Beginning in the summer of 1997 a number of southeast Asian countries experienced a financial crisis that would wreak havoc on their currencies and the broader emerging markets in general. Countries like Thailand, Indonesia and South Korea all experienced a severe depreciation in their currencies.
The MSCI Emerging Markets Index proceeded to get chopped in half over the next year or so, dropping 56% from August 1997 to August 1998. U.S. markets brushed off the turmoil for the majority of this period. From August 1997 to June 1998, the S&P 500 was up 21% while emerging markets fell 40%.
Then in August of 1998, the Russian government was forced to devalue their currency and default on their debt as their own problems came to light. Hedge fund Long-Term Capital Management blew up in the process and markets everywhere were affected.
The losses were swift and unforgiving for stock markets around the globe as you can see the damage done in just two short months:
- S&P 500 -15.4%
- Small Caps (S&P 600) -25.5%
- Mid Caps (S&P 400) -21.8%
- Emerging Markets (MSCI EM) -26.7%
- Foreign Stocks (MSCI EAFE) -11.5%
The crazy thing is that stocks recovered relatively quickly following the dramatic fall. These were the total returns from September 1998 through March 2000:
- S&P 500 +59.8%
- Small Caps (S&P 600) +48.4%
- Mid Caps (S&P 400) +81.2%
- Emerging Markets (MSCI EM) +113.9%
- Foreign Stocks (MSCI EAFE) +49.0%
This was the last leg higher before the tech bubble burst and the S&P 500 was eventually cut in half over the ensuing 2-3 years.
Some market observers seem to think that we may have experienced our own 1998 moment in the latter part of 2015 and early 2016. Here were the returns in those same markets in that time:
- S&P 500 -15.3%
- Small Caps (S&P 600) -22.3%
- Mid Caps (S&P 400) -23.2%
- Emerging Markets (MSCI EM) -39.8%
- Foreign Stocks (MSCI EAFE) -25.5%
Anything is possible, but it doesn’t feel like the recent downturn had the same type of macroeconomic backdrop as its 1998 counterpart. Here’s Peter Bernstein on the 1998 affair:
We now digress briefly to discuss an important instance of high macro volatility in August 1998, when stock prices fell by over 14 percent, the largest one-month decline since the famous crash of October 1987. A monetary crisis had been moving across Asia for some months, but on August 17, without warning, the Russians abruptly defaulted their government bonds, devalued the ruble by 25 percent, and declared a three-month moratorium on foreign obligations of Russian banks. The Russians had issued $3.5 billion of euro-denominated debt as recently as July 24. The most shocking feature of this debacle was in the default on bonds denominated in rubles as well as in foreign currencies; defaults on bonds denominated in foreign currencies have been all too frequent in financial history, but defaults on obligations in a country’s own currency have been rare. Financial markets worldwide responded to the shock with steep price drops in price.

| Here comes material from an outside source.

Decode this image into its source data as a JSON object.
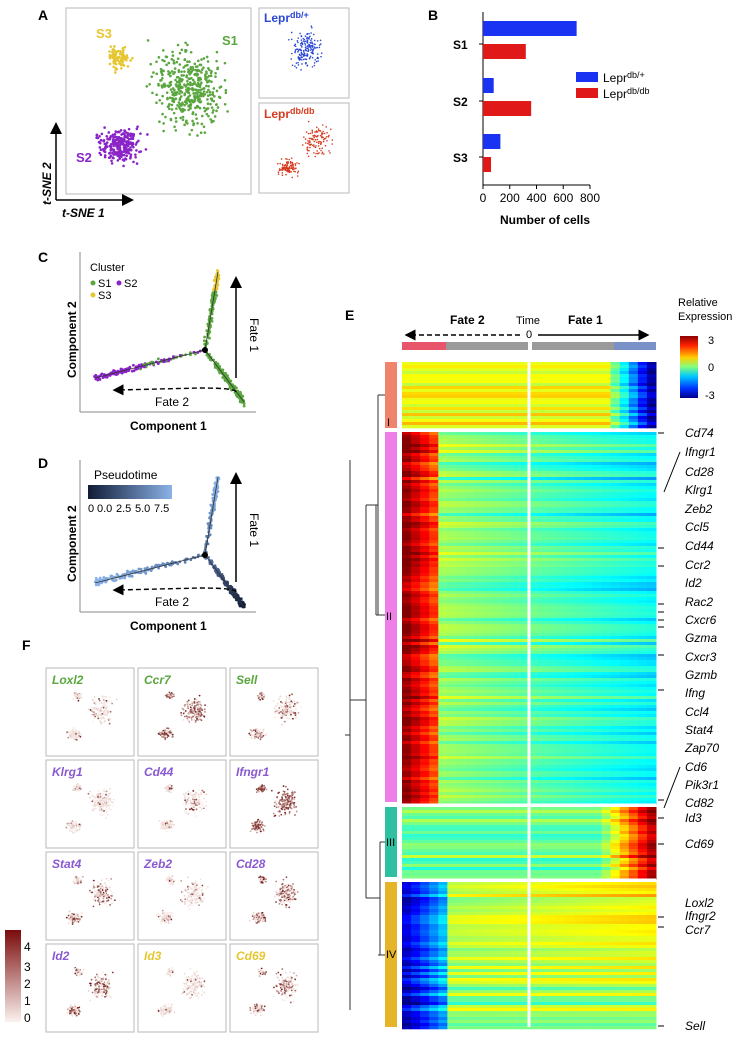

I guess you could say oil falling roughly 80%, the potential for a huge slowdown in China and negative interest rates around the globe set the stage for this latest bear market, but it hardly seems as bad as the 1998 episode.
Regardless, it makes sense for investors to understand risk from a historical market perspective. People seem to assume that market volatility has been far above average since the financial crisis, but swift market downturns are not a new phenomenon. Markets have always had air pockets that get filled to the downside (and the upside as well). It’s best that investors remember this now as we continue to inch closer to new all-time highs in stocks.
There is always a risk of an uncertain event throwing a wrench into your best laid plans. I don’t think it’s necessary for investors to constantly shy away from volatility, but it’s worth remembering that unexpected shocks come with the territory when investing in risk assets.